Brutal Obsession (108)
She cringes, still sitting in the far corner. She seems so fucking small like that, and I clench every muscle in my body to stop myself from reacting. I need to know what my father is planning—and that means he has to reveal a few more cards before I can act.
He doesn’t wait for her to stand. He sends his fucking guard over there with a look, and I ball my hands into fists to stop myself from reacting when he bodily lifts her out of the chair and marches her over to us. She lets out a squeak, and her gaze cuts to me.
I can stop him, she’s thinking. And she’s wondering what keeps me immobile two steps behind him.
When the bodyguard releases her next to her mother, she takes a quick step back. My father pins her with a glower, and she goes still.
“You and I had an agreement, young lady.”
She swallows. Her throat moves, and she brings her hands in front of her. Her fingers tangle together. I hate her nerves and that she ended up here. How did she even get up here? Was she caught by my father’s guard like a fish in a net… or something worse? Led here by her mother? Or perhaps she came up here simply because he asked.
But this is the confirmation I needed that he did do something. And this is the last time he’s going to see Violet. I’m going to make sure of that.
My dad glances at me. “She was going to stay away from you.”
How did my father turn into this?
I have so many questions, and I know I won’t get the answers I want.
“Her physical therapy is expensive, and little Violet Reece hopes to be a ballerina again one day. Since you took that away from her, I assumed it wouldn’t be a hardship on her to just stay away.” Dad narrows his eyes at her. “But she couldn’t do it, could she?”
Her mother gasps. “Physical therapy?”
“No,” Violet says. Her voice is steady, her expression bland. She ignores her mother and instead tells me directly. No, she’s not going to put up with this. And I can tell she’s trusting me to catch her, since she’s abandoning any chance of lying.
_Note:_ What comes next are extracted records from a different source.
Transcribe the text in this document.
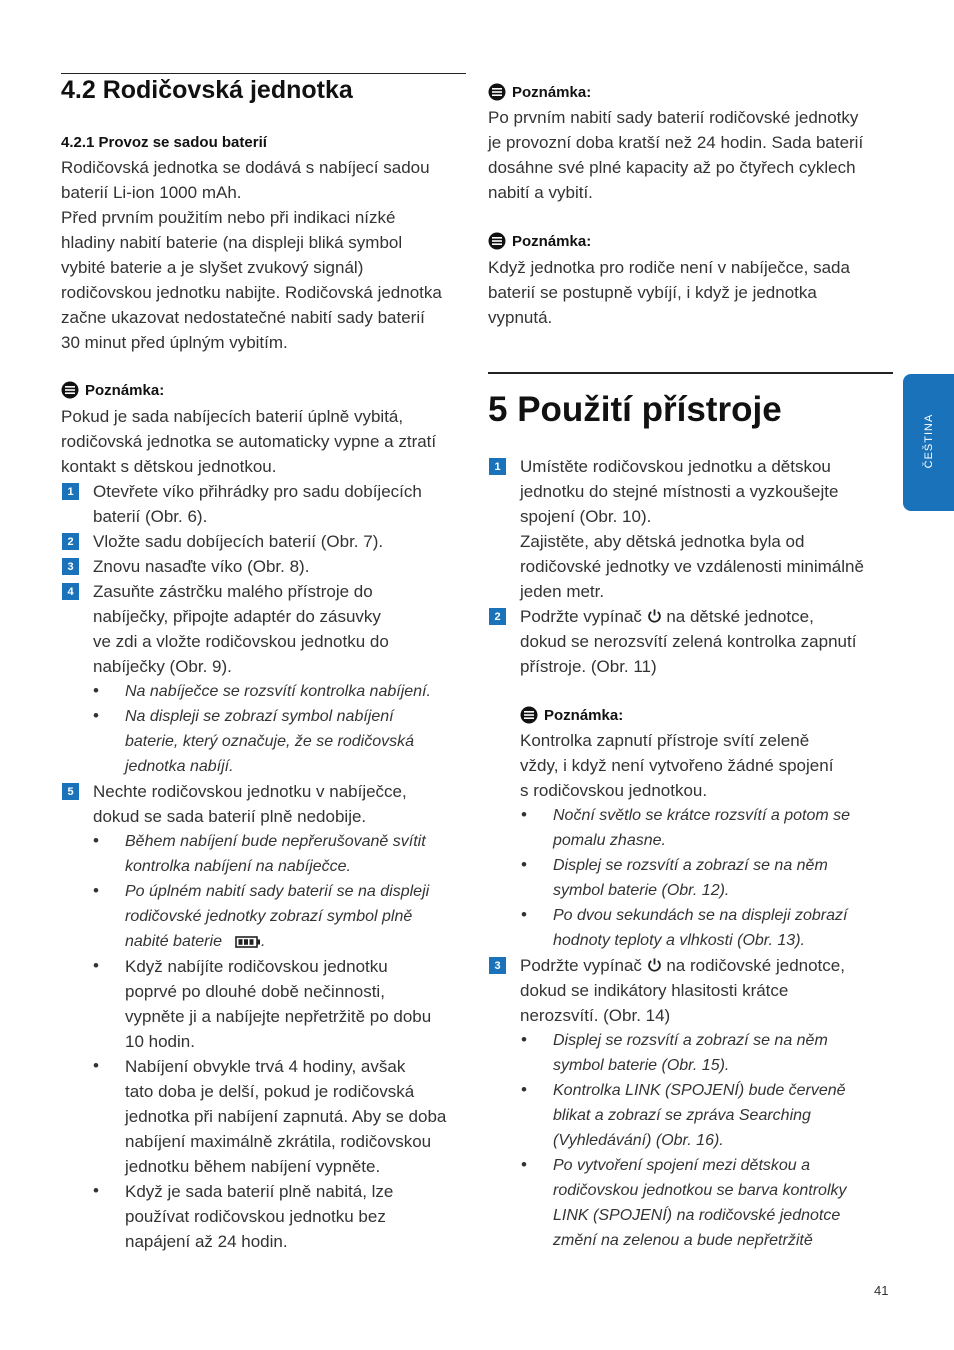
4.2 Rodičovská jednotka
4.2.1 Provoz se sadou baterií
Rodičovská jednotka se dodává s nabíjecí sadou
baterií Li-ion 1000 mAh.
Před prvním použitím nebo při indikaci nízké
hladiny nabití baterie (na displeji bliká symbol
vybité baterie a je slyšet zvukový signál)
rodičovskou jednotku nabijte. Rodičovská jednotka
začne ukazovat nedostatečné nabití sady baterií
30 minut před úplným vybitím.
Poznámka:
Pokud je sada nabíjecích baterií úplně vybitá,
rodičovská jednotka se automaticky vypne a ztratí
kontakt s dětskou jednotkou.
1	Otevřete víko přihrádky pro sadu dobíjecích
baterií (Obr. 6).
2	Vložte sadu dobíjecích baterií (Obr. 7).
3	Znovu nasaďte víko (Obr. 8).
4	Zasuňte zástrčku malého přístroje do
nabíječky, připojte adaptér do zásuvky
ve zdi a vložte rodičovskou jednotku do
nabíječky (Obr. 9).
• Na nabíječce se rozsvítí kontrolka nabíjení.
• Na displeji se zobrazí symbol nabíjení
baterie, který označuje, že se rodičovská
jednotka nabíjí.
5	Nechte rodičovskou jednotku v nabíječce,
dokud se sada baterií plně nedobije.
• Během nabíjení bude nepřerušovaně svítit
kontrolka nabíjení na nabíječce.
• Po úplném nabití sady baterií se na displeji
rodičovské jednotky zobrazí symbol plně
nabité baterie	.
• Když nabíjíte rodičovskou jednotku
poprvé po dlouhé době nečinnosti,
vypněte ji a nabíjejte nepřetržitě po dobu
10 hodin.
• Nabíjení obvykle trvá 4 hodiny, avšak
tato doba je delší, pokud je rodičovská
jednotka při nabíjení zapnutá. Aby se doba
nabíjení maximálně zkrátila, rodičovskou
jednotku během nabíjení vypněte.
• Když je sada baterií plně nabitá, lze
používat rodičovskou jednotku bez
napájení až 24 hodin.
Poznámka:
Po prvním nabití sady baterií rodičovské jednotky
je provozní doba kratší než 24 hodin. Sada baterií
dosáhne své plné kapacity až po čtyřech cyklech
nabití a vybití.
Poznámka:
Když jednotka pro rodiče není v nabíječce, sada
baterií se postupně vybíjí, i když je jednotka
vypnutá.
5 Použití přístroje
1	Umístěte rodičovskou jednotku a dětskou
jednotku do stejné místnosti a vyzkoušejte
spojení (Obr. 10).
Zajistěte, aby dětská jednotka byla od
rodičovské jednotky ve vzdálenosti minimálně
jeden metr.
2	Podržte vypínač  na dětské jednotce,
dokud se nerozsvítí zelená kontrolka zapnutí
přístroje. (Obr. 11)
Poznámka:
Kontrolka zapnutí přístroje svítí zeleně
vždy, i když není vytvořeno žádné spojení
s rodičovskou jednotkou.
• Noční světlo se krátce rozsvítí a potom se
pomalu zhasne.
• Displej se rozsvítí a zobrazí se na něm
symbol baterie (Obr. 12).
• Po dvou sekundách se na displeji zobrazí
hodnoty teploty a vlhkosti (Obr. 13).
3	Podržte vypínač  na rodičovské jednotce,
dokud se indikátory hlasitosti krátce
nerozsvítí. (Obr. 14)
• Displej se rozsvítí a zobrazí se na něm
symbol baterie (Obr. 15).
• Kontrolka LINK (SPOJENÍ) bude červeně
blikat a zobrazí se zpráva Searching
(Vyhledávání) (Obr. 16).
• Po vytvoření spojení mezi dětskou a
rodičovskou jednotkou se barva kontrolky
LINK (SPOJENÍ) na rodičovské jednotce
změní na zelenou a bude nepřetržitě
ČEŠTINA
41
“Our agreement is null and void,” he snips. He waves a hand, and that guard-turned-lackey retrieves a folder from Dad’s briefcase across the room. When the pages settle into Dad’s hand, he flips through it. “Four thousand, four hundred sixty-three dollars and fifty-two cents,” he says slowly. “You can write a check… or I’ll take cash.”
He holds it out for her.
I step forward and take the folder from his hand, opening it to the first page. An invoice.
“Well, this is fascinating.” I run my finger down the list of itemized charges, which of course included her therapy bills, but also include service charges, labor, and tax. It’s laughable. And completely ridiculous. The labor and service charges are almost forty percent of this invoice.
Leave it to my father to try and bury her for this.
“Greyson.” Dad snaps his fingers at me.
Of all things.
I can’t fake my way through this anymore.
“Fuck off, Dad.”
Wow. That felt better than I thought it would.
“Fuck you and your pretentious ideology, and fuck the way you think you can bully the woman in my life.” I hold out my hand to Violet, and she practically leaps forward. As soon as her palm connects with mine, a weight lifts off my shoulder. I pull her into my side and wrap my arm around her shoulder.
I throw the folder down at his feet. “And fuck this inflated bullshit you have going on here,” I add. “You can’t just meddle in my life like this anymore. I’m done.”
Silence.
My father laughs.
Laughs.
My face gets hot. My body flushes. I’m so fucking sick of him, I can barely see straight.
“Grey,” Violet whispers. “It’s not worth it.”
I grimace… and then I notice my father’s expression. He doesn’t like to lose control—and he’s lost control of the most important thing: me. And the room. Violet’s mother has resumed pacing, casting glances at us like we’re about to start fist fighting. She keeps gnawing at her fingernails, too. Violet’s hand slips under the hem of my shirt, pressing against the small of my back. She’s grounding me.
I look down at her, and my resolve hardens.
She’s mine. Not something to be manipulated by my father. Not a pawn or a toy or leverage.
When Dad’s laughter has subsided, the mirth falls from his expression. His tolerance for disobedience is low at best. Something tells me that I should’ve held out longer. That he still has a trump card to play.
And sure enough, he seems smug when he says, “This girl you’re championing has been stealing from our family for months.”
47
VIOLET
Stealing from our family for months.
That’s why we’re here, right? Because my mother’s been getting paid by Senator Devereux, and she’s developed a drug addiction, and it’s on me. It’s my fault that the payments have stopped and her way of life is disrupted.
Her flightiness makes sense now. I can fill in a million motives for her absence, for the way she hasn’t returned my calls. The loneliness I felt, the abandonment. Maybe she’s always been addicted to something, and the opioids just provided another level of escape for her. But at the end of the day, she stopped talking to me because of the drugs.